El Crucifijo es un símbolo del misterio de la Pascua. De él aprendemos que, para compartir la victoria de la Resurrección, debemos unirnos al sufrimiento de Cristo en la Pasión. Se nos recuerda vívidamente que no hay nacimiento a una nueva vida sin antes morir a esta vida. Es un mensaje que es difícil de aceptar y es por eso que lo debemos tener siempre presente.

Números 15, 37-41 —Yahvé dijo a Moisés: “Habla a los israelitas y diles que ellos y sus descendientes se hagan flecos en los bordes de sus vestidos y pongan en el fleco de sus vestidos un hilo de púrpura violeta. Tendréis, pues flecos para que, cuando los veáis, os acordéis de todos los preceptos de Yahvé. Así los cumpliréis y no seguiréis los caprichos de vuestros corazones y de vuestros ojos, que os han arrastrado a prostituiros. Así os acordaréis de todos mis mandamientos y los cumpliréis y seréis hombres consagrados a vuestro Dios. Yo, Yahvé, vuestro Dios, que os saqué de Egipto para ser Dios vuestro. Yo, Yahvé, vuestro Dios.”
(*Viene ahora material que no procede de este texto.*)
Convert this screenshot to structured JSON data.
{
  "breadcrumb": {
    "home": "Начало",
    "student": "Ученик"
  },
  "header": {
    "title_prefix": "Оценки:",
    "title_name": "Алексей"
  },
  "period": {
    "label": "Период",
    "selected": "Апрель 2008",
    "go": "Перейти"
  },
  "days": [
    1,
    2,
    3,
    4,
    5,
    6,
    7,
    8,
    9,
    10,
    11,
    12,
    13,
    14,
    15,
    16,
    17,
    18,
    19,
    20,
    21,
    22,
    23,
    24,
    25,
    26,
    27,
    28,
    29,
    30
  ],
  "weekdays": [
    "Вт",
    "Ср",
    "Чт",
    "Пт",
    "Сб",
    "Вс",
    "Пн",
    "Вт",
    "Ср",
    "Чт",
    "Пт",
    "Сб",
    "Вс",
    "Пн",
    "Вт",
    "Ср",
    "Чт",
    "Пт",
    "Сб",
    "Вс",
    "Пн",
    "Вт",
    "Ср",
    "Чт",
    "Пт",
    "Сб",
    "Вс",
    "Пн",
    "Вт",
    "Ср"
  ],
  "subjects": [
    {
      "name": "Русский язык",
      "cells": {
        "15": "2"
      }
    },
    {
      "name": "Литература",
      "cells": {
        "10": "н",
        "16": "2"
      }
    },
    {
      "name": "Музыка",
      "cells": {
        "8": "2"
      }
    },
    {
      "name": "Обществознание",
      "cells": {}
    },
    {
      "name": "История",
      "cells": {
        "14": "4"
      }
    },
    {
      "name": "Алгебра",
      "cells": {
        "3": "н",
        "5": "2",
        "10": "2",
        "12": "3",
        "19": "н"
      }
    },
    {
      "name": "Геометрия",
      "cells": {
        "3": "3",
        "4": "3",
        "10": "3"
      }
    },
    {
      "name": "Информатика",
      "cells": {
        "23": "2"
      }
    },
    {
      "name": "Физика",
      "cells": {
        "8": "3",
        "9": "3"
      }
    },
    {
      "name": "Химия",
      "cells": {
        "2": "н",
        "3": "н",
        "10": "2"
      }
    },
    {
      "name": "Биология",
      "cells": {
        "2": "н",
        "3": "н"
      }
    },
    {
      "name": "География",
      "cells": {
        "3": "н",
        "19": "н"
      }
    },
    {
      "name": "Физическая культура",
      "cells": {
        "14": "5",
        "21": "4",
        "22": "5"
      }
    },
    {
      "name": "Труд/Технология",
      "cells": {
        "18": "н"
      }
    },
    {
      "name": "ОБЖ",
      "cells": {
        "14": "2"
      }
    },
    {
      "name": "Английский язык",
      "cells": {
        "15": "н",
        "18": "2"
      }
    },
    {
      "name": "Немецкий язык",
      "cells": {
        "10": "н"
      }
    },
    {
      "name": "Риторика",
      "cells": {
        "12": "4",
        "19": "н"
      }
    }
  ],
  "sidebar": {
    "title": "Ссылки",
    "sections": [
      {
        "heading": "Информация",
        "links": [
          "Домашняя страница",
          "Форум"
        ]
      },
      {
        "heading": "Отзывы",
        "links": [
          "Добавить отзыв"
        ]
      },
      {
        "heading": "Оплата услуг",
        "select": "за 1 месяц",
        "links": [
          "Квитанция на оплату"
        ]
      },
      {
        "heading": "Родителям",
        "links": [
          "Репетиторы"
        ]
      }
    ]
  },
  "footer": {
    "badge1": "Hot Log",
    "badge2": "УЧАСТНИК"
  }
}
Este mandamiento de Dios nos enseña que la contemplación de un objeto puede recordarnos algo que inclina nuestros pensamientos a la santidad.

2 Timoteo 2, 11-12 —Es cierta esta afirmación: Si hemos muerto con El, también viviremos con El; si nos mantenemos firmes, también reinaremos con El; si le negamos, también El nos negará.

El Crucifijo es un recordatorio de esa importantísima y suprema verdad. Nuestra salvación depende completamente de la Cruz de Jesús, así como la sangre del cordero pascual en el dintel de las puertas significó la salvación de los primogénitos de Israel en Egipto. Los primeros padres de la Iglesia vieron la sangre en el dintel como una prefiguración de la Cruz.

Mateo 10, 38 —El que no toma su cruz y sigue detrás mío, no es digno de mí.

Jesús nos habla frecuentemente de su Cruz. ¿La rechazaremos o la aceptaremos? Esa es la pregunta que debemos hacernos cuando vemos un Crucifijo.

Gálatas 6, 14 —En cuanto a mí ¡Dios me libre gloriarme si no es en la Cruz de nuestro Señor Jesucristo, por la cual el mundo es para mí un crucificado y yo un crucificado para el mundo!

Los cristianos que hacen uso y muestra del Crucifijo están siguiendo el ejemplo del apóstol San Pablo y se glorían—en forma visual—en la Cruz de Nuestro Señor.


[1] Citado en inglés en “The Faith of the Early Fathers”, Vol. 1 p. 31. William A. Jurgens. Publ. Liturgical Press, 1970. Collegeville, Minnesota.